Zeytin is the first hero of the story – a stocky yellow hound with a slight limp who wanders through traffic, roots around dustbins and chases the occasional cat (probably an extra from 2016’s Kedi, about Istanbul’s stray moggies). Zeytin lives a sad hobo life in the middle of the city, silently squinting into the wind like a character from an indie movie as modern life goes on all around her without ever really noticing that she’s there. When she does get spotted by a couple of rich terriers in fancy little coats, she quickly gets shooed away by their owner (“Come away Bella! She’ll kill you!”) leading to more sad looks and more slow limping off into the background.
Later we meet Nazar (smaller, paler, seems to have a bit of a thing for Zeytin after he humps her in the middle of a women’s rights march), and Kartal (a wide-eyed black and white puppy who steals the whole film after successfully nabbing a corner of Zeytin’s blanket), and the three dogs lead Lo’s floating camera around the city at ground level. But although Stray keeps the focus very much on Istanbul’s animal refugees, it also cleverly touches on the human outcasts living the same life.

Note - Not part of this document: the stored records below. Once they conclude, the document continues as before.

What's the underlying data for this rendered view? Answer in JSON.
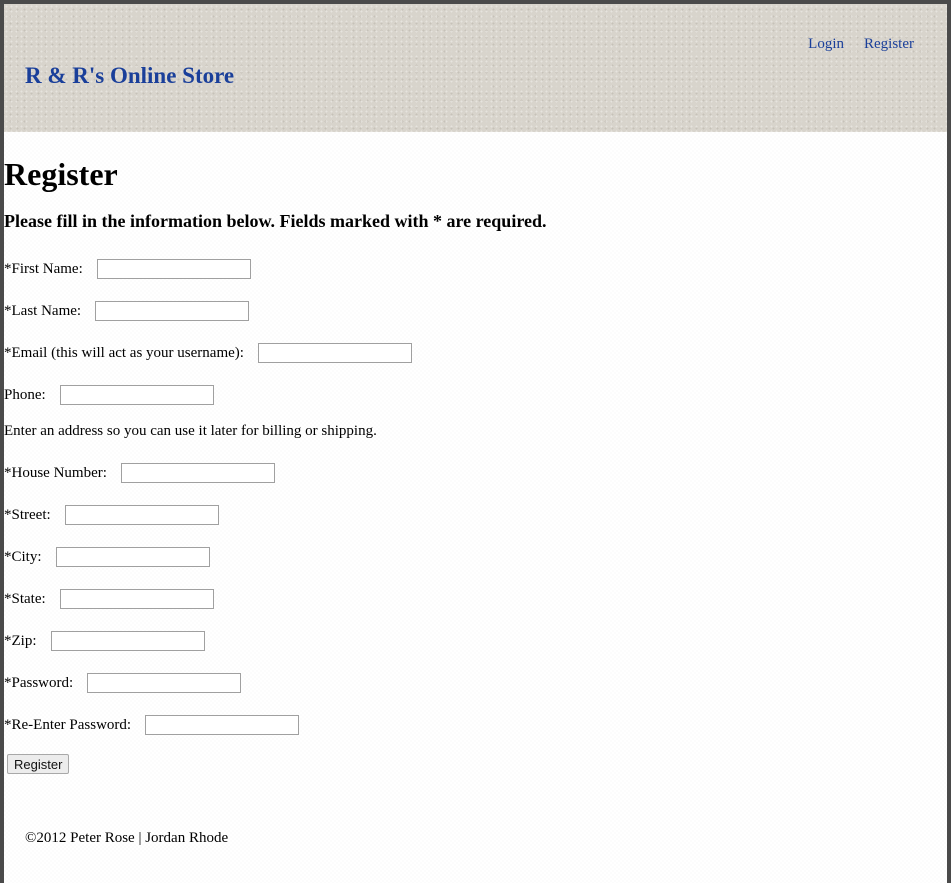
{
  "header": {
    "site_title": "R & R's Online Store",
    "nav": {
      "login": "Login",
      "register": "Register"
    }
  },
  "main": {
    "title": "Register",
    "instructions": "Please fill in the information below. Fields marked with * are required.",
    "fields": [
      {
        "label": "*First Name:",
        "value": ""
      },
      {
        "label": "*Last Name:",
        "value": ""
      },
      {
        "label": "*Email (this will act as your username):",
        "value": ""
      },
      {
        "label": "Phone:",
        "value": ""
      }
    ],
    "address_note": "Enter an address so you can use it later for billing or shipping.",
    "address_fields": [
      {
        "label": "*House Number:",
        "value": ""
      },
      {
        "label": "*Street:",
        "value": ""
      },
      {
        "label": "*City:",
        "value": ""
      },
      {
        "label": "*State:",
        "value": ""
      },
      {
        "label": "*Zip:",
        "value": ""
      }
    ],
    "password_fields": [
      {
        "label": "*Password:",
        "value": ""
      },
      {
        "label": "*Re-Enter Password:",
        "value": ""
      }
    ],
    "submit_label": "Register"
  },
  "footer": {
    "copyright": "©2012 Peter Rose | Jordan Rhode"
  },
  "colors": {
    "link": "#1a3f9a",
    "header_bg": "#d8d4cc",
    "frame_border": "#4a4a4a"
  }
}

Finding companionship (and an occasional shared meal) with a group of homeless Syrian kids, Zeytin’s pack start running with the teens who sleep on an abandoned building site and spend their days sniffing glue and begging for food. The boys have escaped the war in Aleppo only to end up on the streets in Turkey living like strays – with Lo picking up snatches of conversation about how they can’t work without permits, and how they can’t get permits without an address.
Just as one pair of tourists look disgusted at Zeytin for sitting too close to their picnic, the rest of Istanbul snubs its nose at the estimated 6,000 to 8,000 humans sleeping rough – with the city’s stray dog problem quickly becoming an all too painful metaphor for the country’s growing refugee crisis. Composer Ali Helnwein’s swelling cello score adds a sad majesty to all the scenes of dog and boy deprivation, but Lo’s subtle film weaves the two strands together so beautifully that it never feels like a lecture – always observing from a distance, lingering just long enough to make a point, letting the real story tell itself in sad puppy-dog eyes and haunting shots of homelessness.
Heartfelt and soulful without reaching for the easy triggers, Stray signals the arrival of a great new arthouse talent in Lo, and turns the lost dogs of Istanbul into real under-class heroes.